The conventional bit design approach responsive to limited side loads is to employ short or tapered gage pads to enhance the steerability of the bit. This approach, however, demonstrably lacks the directional stabilization and beneficial borehole condition-enhancing characteristics of the previously-described, elongated, non-aggressive gage pads.
Thus, there is a need in the directional drilling art for a steerable drill bit which provides good directional stability as well as steerability, precludes lateral bit displacement, and maintains borehole quality, all under relatively low side loads.
The present invention comprises a rotary drag bit having a relatively long gage exhibiting varying degrees of aggressiveness at longitudinally separate locations along the gage.
The bit includes a gage comprised of a plurality of circumferentially spaced gage pads separated by intervening, longitudinally extending junk slots, each of the gage pads being comprised of a plurality of longitudinally separate pad segments, each segment of a pad having a different degree of aggressiveness than at least one longitudinally adjacent segment of the same pad.

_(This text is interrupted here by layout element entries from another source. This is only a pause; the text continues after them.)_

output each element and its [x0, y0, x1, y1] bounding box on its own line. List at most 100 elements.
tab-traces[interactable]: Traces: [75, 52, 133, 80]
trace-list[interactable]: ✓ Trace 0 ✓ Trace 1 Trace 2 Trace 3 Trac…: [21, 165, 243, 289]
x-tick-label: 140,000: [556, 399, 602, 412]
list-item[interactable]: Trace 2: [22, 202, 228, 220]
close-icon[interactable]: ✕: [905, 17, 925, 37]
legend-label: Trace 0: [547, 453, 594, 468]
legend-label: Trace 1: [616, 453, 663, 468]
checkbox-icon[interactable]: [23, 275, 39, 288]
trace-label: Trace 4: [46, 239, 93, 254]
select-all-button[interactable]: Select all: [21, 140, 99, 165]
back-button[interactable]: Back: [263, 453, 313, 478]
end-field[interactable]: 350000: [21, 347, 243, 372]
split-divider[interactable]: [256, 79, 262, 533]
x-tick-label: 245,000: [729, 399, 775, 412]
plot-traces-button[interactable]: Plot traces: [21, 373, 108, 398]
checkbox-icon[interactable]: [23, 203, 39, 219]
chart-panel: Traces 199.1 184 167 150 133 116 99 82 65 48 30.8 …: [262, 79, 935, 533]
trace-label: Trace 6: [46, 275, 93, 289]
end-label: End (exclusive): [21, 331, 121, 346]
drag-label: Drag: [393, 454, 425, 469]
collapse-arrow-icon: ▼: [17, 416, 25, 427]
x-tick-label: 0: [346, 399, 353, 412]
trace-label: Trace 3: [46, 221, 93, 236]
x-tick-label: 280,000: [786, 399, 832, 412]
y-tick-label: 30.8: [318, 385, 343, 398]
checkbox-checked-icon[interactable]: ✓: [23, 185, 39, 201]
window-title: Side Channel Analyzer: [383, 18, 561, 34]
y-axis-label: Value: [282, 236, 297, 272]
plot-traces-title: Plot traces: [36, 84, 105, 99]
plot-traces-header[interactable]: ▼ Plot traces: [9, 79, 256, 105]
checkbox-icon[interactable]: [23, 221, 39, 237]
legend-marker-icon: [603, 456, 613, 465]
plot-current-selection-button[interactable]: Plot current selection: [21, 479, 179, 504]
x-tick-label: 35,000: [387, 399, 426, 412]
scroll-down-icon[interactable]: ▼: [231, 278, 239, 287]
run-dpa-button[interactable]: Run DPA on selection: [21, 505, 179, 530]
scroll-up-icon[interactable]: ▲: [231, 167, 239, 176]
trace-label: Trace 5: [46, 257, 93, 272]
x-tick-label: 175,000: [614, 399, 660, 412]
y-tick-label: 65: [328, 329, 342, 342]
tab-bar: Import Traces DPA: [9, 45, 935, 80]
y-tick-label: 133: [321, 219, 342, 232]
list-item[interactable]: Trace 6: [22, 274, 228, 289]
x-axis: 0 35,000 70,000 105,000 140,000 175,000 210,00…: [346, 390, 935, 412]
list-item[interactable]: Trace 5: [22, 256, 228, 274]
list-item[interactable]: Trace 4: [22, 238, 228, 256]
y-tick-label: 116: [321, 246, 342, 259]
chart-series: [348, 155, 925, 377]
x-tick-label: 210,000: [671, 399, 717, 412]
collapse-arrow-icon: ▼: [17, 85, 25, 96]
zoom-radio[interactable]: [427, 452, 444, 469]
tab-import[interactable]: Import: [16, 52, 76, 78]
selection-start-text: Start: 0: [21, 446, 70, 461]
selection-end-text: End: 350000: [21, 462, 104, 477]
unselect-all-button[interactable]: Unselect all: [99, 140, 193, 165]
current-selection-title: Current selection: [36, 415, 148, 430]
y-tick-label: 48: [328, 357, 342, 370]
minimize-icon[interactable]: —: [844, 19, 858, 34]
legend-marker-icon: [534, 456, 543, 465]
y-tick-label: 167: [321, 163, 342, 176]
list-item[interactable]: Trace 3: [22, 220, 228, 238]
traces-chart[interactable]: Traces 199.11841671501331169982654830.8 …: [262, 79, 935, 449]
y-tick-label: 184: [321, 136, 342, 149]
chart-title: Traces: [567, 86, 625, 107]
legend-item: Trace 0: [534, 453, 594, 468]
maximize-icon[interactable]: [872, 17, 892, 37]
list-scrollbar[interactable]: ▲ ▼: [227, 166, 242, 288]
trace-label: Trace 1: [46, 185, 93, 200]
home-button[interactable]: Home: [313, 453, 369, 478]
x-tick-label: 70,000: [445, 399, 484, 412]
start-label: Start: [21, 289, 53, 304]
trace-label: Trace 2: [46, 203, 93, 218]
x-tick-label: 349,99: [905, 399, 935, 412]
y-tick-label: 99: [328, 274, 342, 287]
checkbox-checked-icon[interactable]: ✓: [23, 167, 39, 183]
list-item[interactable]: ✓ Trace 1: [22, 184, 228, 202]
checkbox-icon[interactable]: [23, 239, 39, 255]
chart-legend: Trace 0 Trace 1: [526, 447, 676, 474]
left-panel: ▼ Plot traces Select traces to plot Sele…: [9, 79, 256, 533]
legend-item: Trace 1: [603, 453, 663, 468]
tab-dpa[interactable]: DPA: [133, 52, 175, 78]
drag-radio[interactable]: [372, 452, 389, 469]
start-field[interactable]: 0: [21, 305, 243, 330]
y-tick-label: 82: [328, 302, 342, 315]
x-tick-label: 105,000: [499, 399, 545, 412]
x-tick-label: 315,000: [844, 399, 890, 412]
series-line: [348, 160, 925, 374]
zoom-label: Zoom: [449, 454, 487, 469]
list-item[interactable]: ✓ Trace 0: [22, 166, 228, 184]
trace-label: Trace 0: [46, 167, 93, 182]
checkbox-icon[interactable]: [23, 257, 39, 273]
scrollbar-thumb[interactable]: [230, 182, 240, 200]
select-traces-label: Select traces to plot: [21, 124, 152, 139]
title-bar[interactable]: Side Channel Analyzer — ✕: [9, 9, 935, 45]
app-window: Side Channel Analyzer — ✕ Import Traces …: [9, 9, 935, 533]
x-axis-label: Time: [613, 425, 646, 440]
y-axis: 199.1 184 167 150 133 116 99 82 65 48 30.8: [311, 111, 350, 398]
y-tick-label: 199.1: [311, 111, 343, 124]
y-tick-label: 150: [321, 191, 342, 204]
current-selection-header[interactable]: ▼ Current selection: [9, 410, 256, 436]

In one embodiment, the leading pad segment of each pad bears superabrasive cutters, such as conventional disc-shaped polycrystalline diamond compact (PDC) cutters comprised of a diamond table mounted to a supporting tungsten carbide (WC) substrate, immediately adjacent the bit face. These cutters may, in fact, be contiguous with and extend without perceptible longitudinal separation from PDC cutters mounted on the face of the bit. Thus, the leading gage segments will cut the formation under combined axial and side loads on the bit, assisting the bit in turning to a new orientation to drill ahead in a new direction. Behind and above leading pad segments (such terms being used with reference to the direction of bit travel), intermediate gage segments are configured as "slick" or cutter devoid, longitudinally extending arcuate surfaces. The intermediate gage pad segments prevent lateral displacement of the bit under pure side loads, their cutter devoid surfaces acting as bearing areas to prevent ledging of the borehole wall. Behind and above intermediate segments are placed trailing gage pad segments carrying superabrasive cutters to ream and condition (smooth) the borehole wall, facilitating smoother application of weight to the bit and better tool face control by markedly reducing the tendency of the BHA to alternately slip and stick, both longitudinally and rotationally, in the borehole. The trailing segments may be tapered radially inwardly as the distance from the bit face increases, if desired, to ensure a smooth borehole wall as the bit travels along an arcuate path while drilling a nonlinear borehole segment.